L'Etat est égalitaire par essence, ce n'est pas un caractère qu'il assume lorsqu'il devient démocratique, c'est inhérent à sa nature, il est niveleur en tant qu'il est Etat, parce qu'il est Etat.
Sous l'Ancien Régime, la monarchie a posé des communes pour aspirer les meilleurs éléments de la population. Ainsi le baron avait moins de taillables et le roi plus de bourgeois reconnaissants des franchises obtenues. En instituant la vénalité des charges, l'Etat a ouvert à cette bourgeoisie ses portes ; en permettant que les charges deviennent héréditaires, il s'est attaché des familles entières.
Dans le même temps, le roi a introduit à la cour des ecclésiastiques, de simples abbés, qui se prononcaient toujours dans le sens du roi. Puis il a introduit des légistes, plébéiens tirés du néant, dont les conseils inspirés du droit romain étaient toujours favorables à l'autorité centrale. Travaillant dans l'ombre, ils ont empièté progressivement sur les droits fiscaux des seigneurs ; le service d'Etat était pour eux une occasion de distinction et d'avancement. D'une main le monarque contient les exigences du seigneur, mais de l'autre il se sert lui-même.

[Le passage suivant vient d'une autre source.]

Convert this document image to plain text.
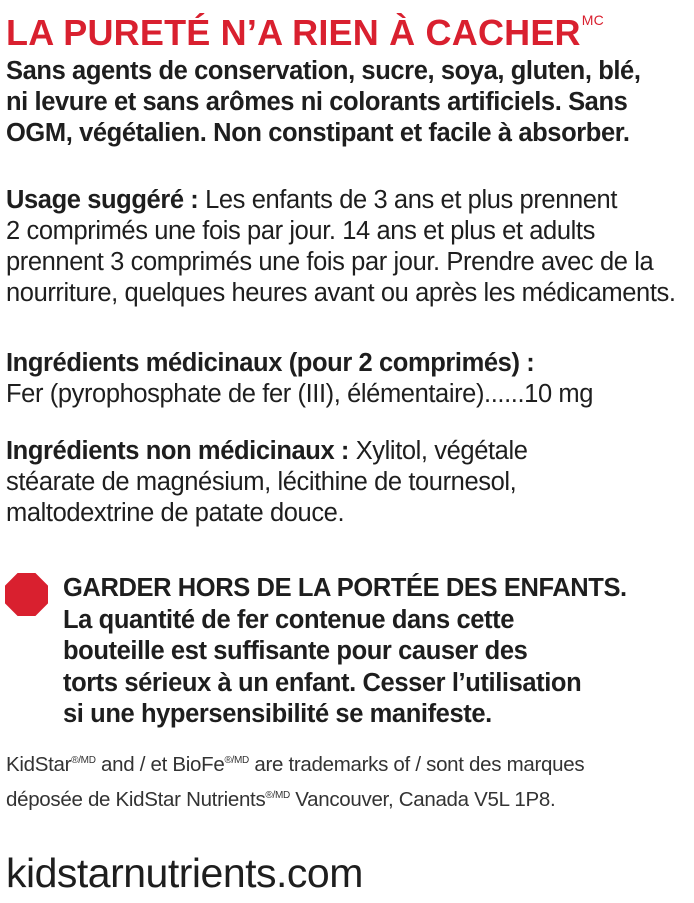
LA PURETÉ N’A RIEN À $CACHER^{MC}$
Sans agents de conservation, sucre, soya, gluten, blé,
ni levure et sans arômes ni colorants artificiels. Sans
OGM, végétalien. Non constipant et facile à absorber.
Usage suggéré : Les enfants de 3 ans et plus prennent
2 comprimés une fois par jour. 14 ans et plus et adults
prennent 3 comprimés une fois par jour. Prendre avec de la
nourriture, quelques heures avant ou après les médicaments.
Ingrédients médicinaux (pour 2 comprimés) :
Fer (pyrophosphate de fer (III), élémentaire)......10 mg
Ingrédients non médicinaux : Xylitol, végétale
stéarate de magnésium, lécithine de tournesol,
maltodextrine de patate douce.
GARDER HORS DE LA PORTÉE DES ENFANTS.
La quantité de fer contenue dans cette
bouteille est suffisante pour causer des
torts sérieux à un enfant. Cesser l’utilisation
si une hypersensibilité se manifeste.
KidStar$^{®/MD}$ and / et BioFe$^{®/MD}$ are trademarks of / sont des marques
déposée de KidStar Nutrients$^{®/MD}$ Vancouver, Canada V5L 1P8.
kidstarnutrients.com
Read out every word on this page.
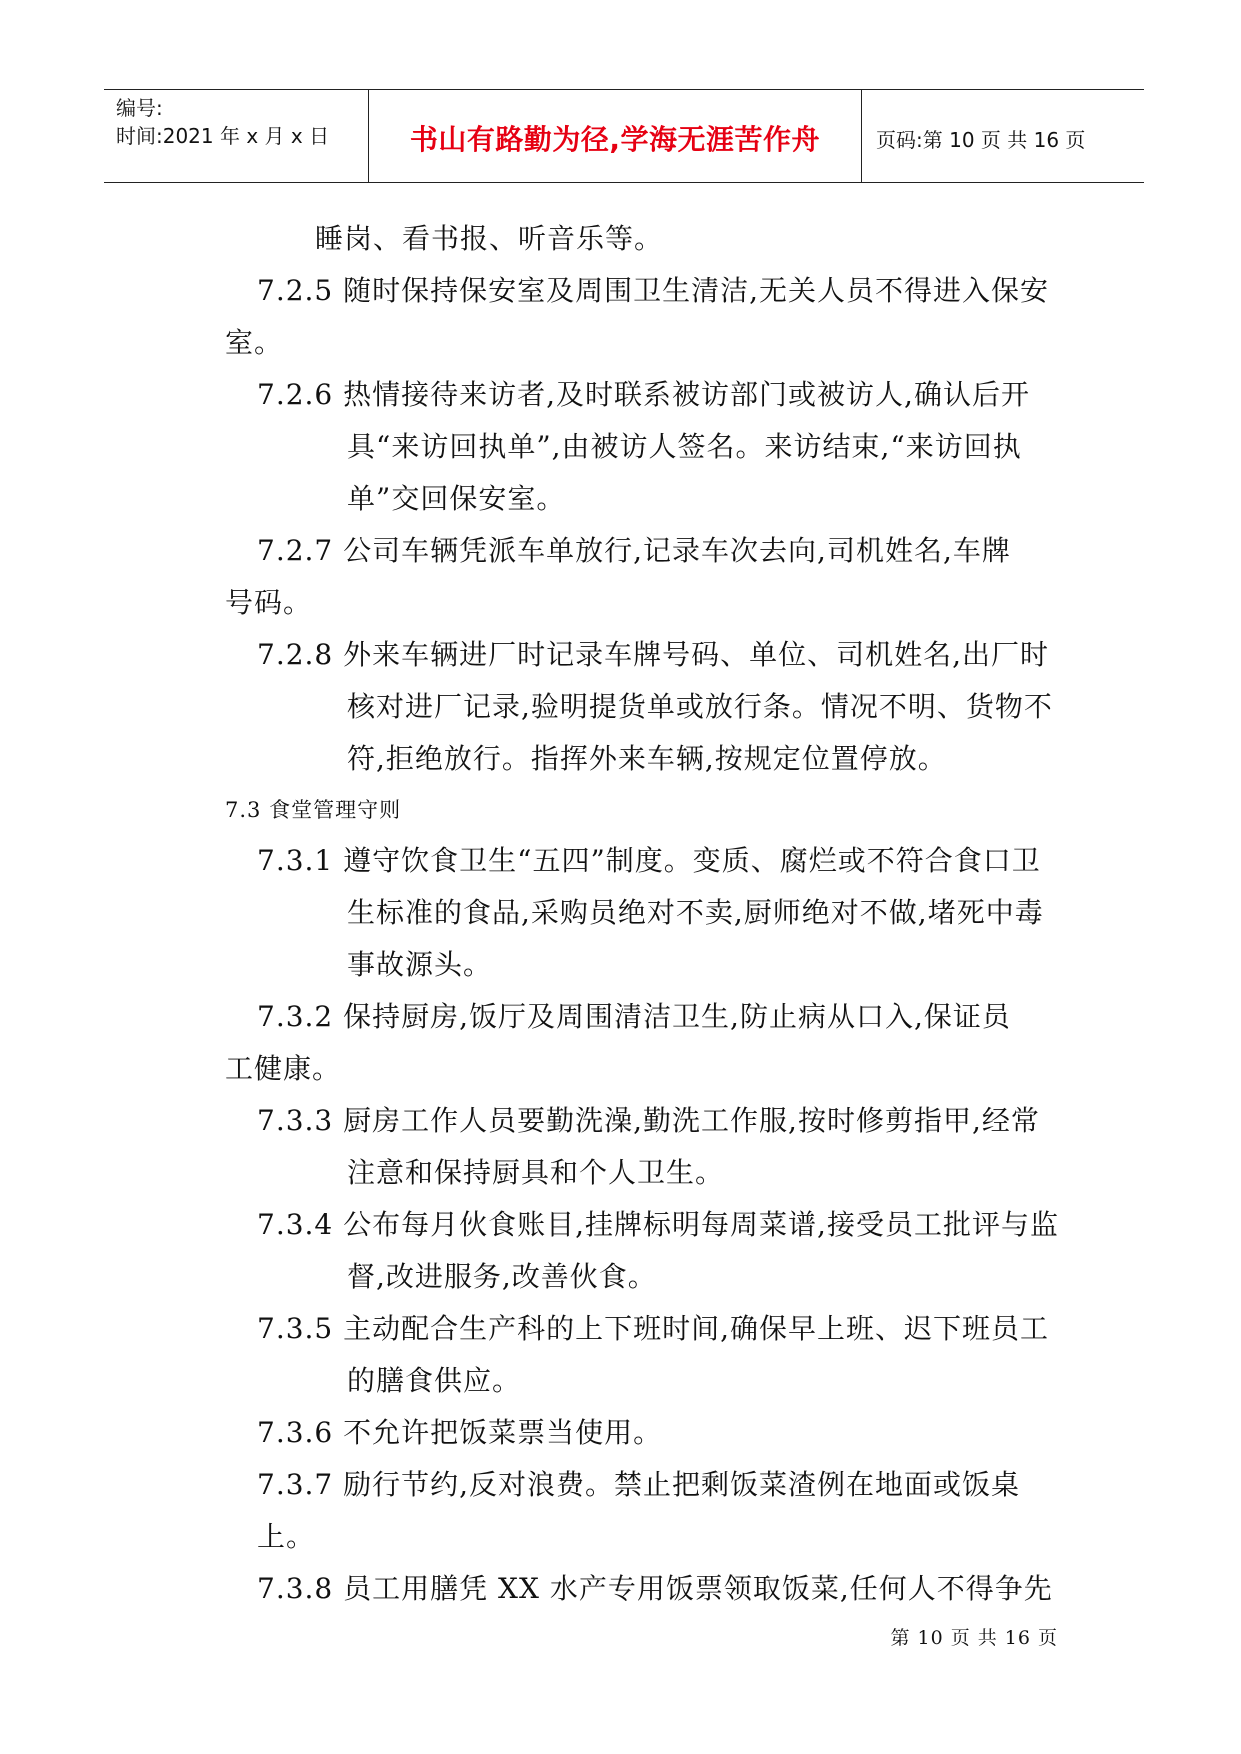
编号:
时间:2021 年 x 月 x 日	书山有路勤为径,学海无涯苦作舟	页码:第 10 页 共 16 页

睡岗、看书报、听音乐等。

7.2.5 随时保持保安室及周围卫生清洁,无关人员不得进入保安

室。

7.2.6 热情接待来访者,及时联系被访部门或被访人,确认后开具“来访回执单”,由被访人签名。来访结束,“来访回执单”交回保安室。

7.2.7 公司车辆凭派车单放行,记录车次去向,司机姓名,车牌

号码。

7.2.8 外来车辆进厂时记录车牌号码、单位、司机姓名,出厂时核对进厂记录,验明提货单或放行条。情况不明、货物不符,拒绝放行。指挥外来车辆,按规定位置停放。

7.3 食堂管理守则

7.3.1 遵守饮食卫生“五四”制度。变质、腐烂或不符合食口卫生标准的食品,采购员绝对不卖,厨师绝对不做,堵死中毒事故源头。

7.3.2 保持厨房,饭厅及周围清洁卫生,防止病从口入,保证员

工健康。

7.3.3 厨房工作人员要勤洗澡,勤洗工作服,按时修剪指甲,经常注意和保持厨具和个人卫生。

7.3.4 公布每月伙食账目,挂牌标明每周菜谱,接受员工批评与监督,改进服务,改善伙食。

7.3.5 主动配合生产科的上下班时间,确保早上班、迟下班员工的膳食供应。

7.3.6 不允许把饭菜票当使用。

7.3.7 励行节约,反对浪费。禁止把剩饭菜渣例在地面或饭桌上。

7.3.8 员工用膳凭 XX 水产专用饭票领取饭菜,任何人不得争先

第 10 页 共 16 页
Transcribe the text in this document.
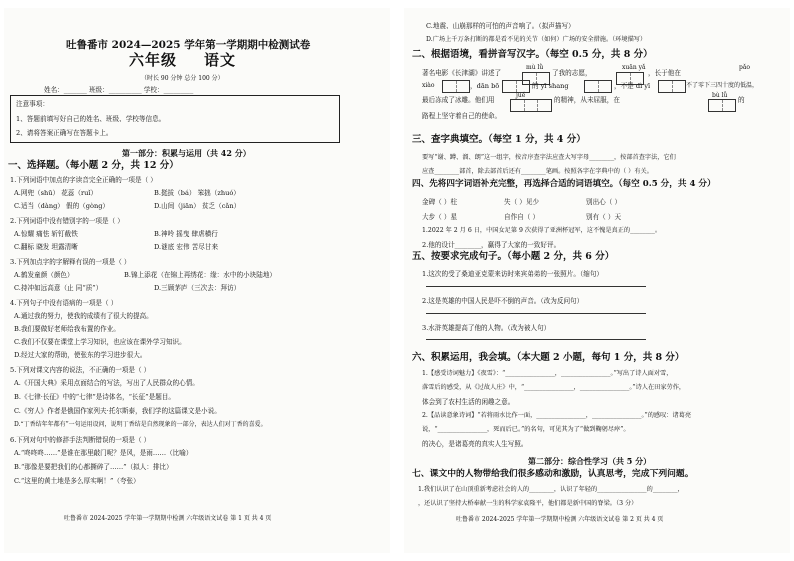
吐鲁番市 2024—2025 学年第一学期期中检测试卷
六年级 语文
（时长 90 分钟 总分 100 分）
姓名：_______ 班级：__________ 学校：_________
注意事项：
1、答题前填写好自己的姓名、班级、学校等信息。
2、请将答案正确写在答题卡上。
第一部分：积累与运用（共 42 分）
一、选择题。（每小题 2 分，共 12 分）
1.下列词语中加点的字读音完全正确的一项是（ ）
A.网兜（shū） 花蕊（ruǐ）	B.挺拔（bá） 笨拙（zhuó）
C.适当（dàng） 假的（gòng）	D.山间（jiān） 贫乏（cǎn）
2.下列词语中没有错别字的一项是（ ）
A.惊耀 痛怯 斩钉截铁	B.神呤 摇曳 肆虐横行
C.翻标 晓发 坦露清晰	D.谜底 宏伟 苦尽甘来
3.下列加点字的字解释有误的一项是（ ）
A.鹤发童颜（颜色）	B.锦上添花（在锦上再绣花：缘：水中的小块陆地）
C.持冲如远高意（止 同“质”）	D.三顾茅庐（三次去：拜访）
4.下列句子中没有语病的一项是（ ）
A.通过我的努力，使我的成绩有了很大的提高。
B.我们要做好老师给我布置的作业。
C.我们不仅要在课堂上学习知识，也应该在课外学习知识。
D.经过大家的帮助，使张东的学习进步很大。
5.下列对课文内容的说法，不正确的一项是（ ）
A.《开国大典》采用点面结合的写法，写出了人民群众的心情。
B.《七律·长征》中的“七律”是诗体名，“长征”是题目。
C.《穷人》作者是俄国作家列夫·托尔斯泰，我们学的这篇课文是小说。
D.“丁香结年年都有”一句运用设问，说明丁香结是自然现象的一部分，表达人们对丁香的喜爱。
6.下列对句中的修辞手法判断错误的一项是（ ）
A.“咚咚咚……”是谁在那里敲门呢？是风，是雨……（比喻）
B.“那像是要把我们的心都撕碎了……”（拟人：排比）
C.“这里的黄土地是多么厚实啊！”（夸张）
吐鲁番市 2024-2025 学年第一学期期中检测 六年级语文试卷 第 1 页 共 4 页
C.地震、山崩那样的可怕的声音响了。（拟声描写）
D.广场上千万条打断的都是看不见的关节（如何）广场的安全措施。（环境描写）
二、根据语境，看拼音写汉字。（每空 0.5 分，共 8 分）
著名电影《长津湖》讲述了
mù lǜ
了我的志愿，
xuān yǎ
，长于他在
pǎo
xiào	，dān bō	的 yī shang	，不是 dì yī	不了零下三四十度的低温，
最后冻成了冰雕。他们用
jué
的精神，从未屈服，在
bù lǚ
的
路程上坚守着自己的使命。
三、查字典填空。（每空 1 分，共 4 分）
要写“谢、蹲、溜、朗”这一组字，按音序查字法应查大写字母________，按部首查字法，它们
应查________部首，除去部首后还有________笔画。按照各字在字典中的（ ）有关。
四、先将四字词语补充完整，再选择合适的词语填空。（每空 0.5 分，共 4 分）
金碑（ ）柱	失（ ）见少	别出心（ ）
大步（ ）星	自作自（ ）	别有（ ）天
1.2022 年 2 月 6 日，中国女足第 9 次获得了亚洲杯冠军，这不愧是真正的________。
2.他的设计________，赢得了大家的一致好评。
五、按要求完成句子。（每小题 2 分，共 6 分）
1.这次的受了桑迪亚克蒙来访时来宾弟弟的一张照片。（缩句）
2.这是英雄的中国人民是吓不倒的声音。（改为反问句）
3.水浒英雄提高了他的人物。（改为被人句）
六、积累运用，我会填。（本大题 2 小题，每句 1 分，共 8 分）
1.【感受诗词魅力】《夜雪》：“________________，________________。”写出了诗人面对雪，
落雪后的感受，从《过故人庄》中，“________________，________________。”诗人在田家劳作，
体会到了农村生活的闲趣之意。
2.【品读意象诗词】“若将雨水比作一面，________________，________________。”的感叹：诸葛亮
说，“________________，死而后已。”的名句，可见其为了“做到鞠躬尽瘁”。
的决心，是诸葛亮的真实人生写照。
第二部分：综合性学习（共 5 分）
七、课文中的人物带给我们很多感动和激励，认真思考，完成下列问题。
1.我们认识了在山顶重新考虑社会的人的________，认识了年轻的________________的________，
，还认识了坚持大桥奉献一生的科学家袁隆平，他们都是新中国的脊梁。（3 分）
吐鲁番市 2024-2025 学年第一学期期中检测 六年级语文试卷 第 2 页 共 4 页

Lorsque la bourgeoisie a effacé la noblesse, l'ayant en partie absorbée, les nouvelles féodalités capitalistes sont apparues à leur tour comme un pouvoir social potentiellement dangereux pour l'Etat, devenu entre temps républicain et encore plus centralisé. C'est ainsi qu'il a pénétré dans l'atelier et dans l'usine, introduisant sa loi, son code du travail. L'alliance de l'Etat moderne avec les exploités de l'industrie, avec les dominés de la finance s'est faite en dehors de toute intention socialiste, c'était simplement son penchant naturel. L'accroissement des caisses d'épargne, la création de la Caisse des dépôts et consignations qui centralise l'épargne pour financer des missions dites " d'intérêt général ", tout cela a permis au pouvoir de mettre à sa discrétion le gros de la richesse nationale ; d'un côté la République contient les exigences des vainqueurs du capitalisme, mais de l'autre elle se sert elle-même.
Il ne faut donc pas s'étonner aujourd'hui de voir ce même Etat créer des observatoires contre les discriminations à l'embauche, forcer l'entrée de la diversité au sein des grandes écoles, et plus généralement vanter la discrimination dite "positive ". Il fait ce qu'il a toujours fait : il aplanit.
" Toute puissance centrale qui suit ses instincts naturels aime l'égalité et la favorise ; car l'égalité facilite singulièrement l'action d'une semblable puissance, l'étend et l'assure ". A. de Tocqueville, De la Démocratie en Amérique.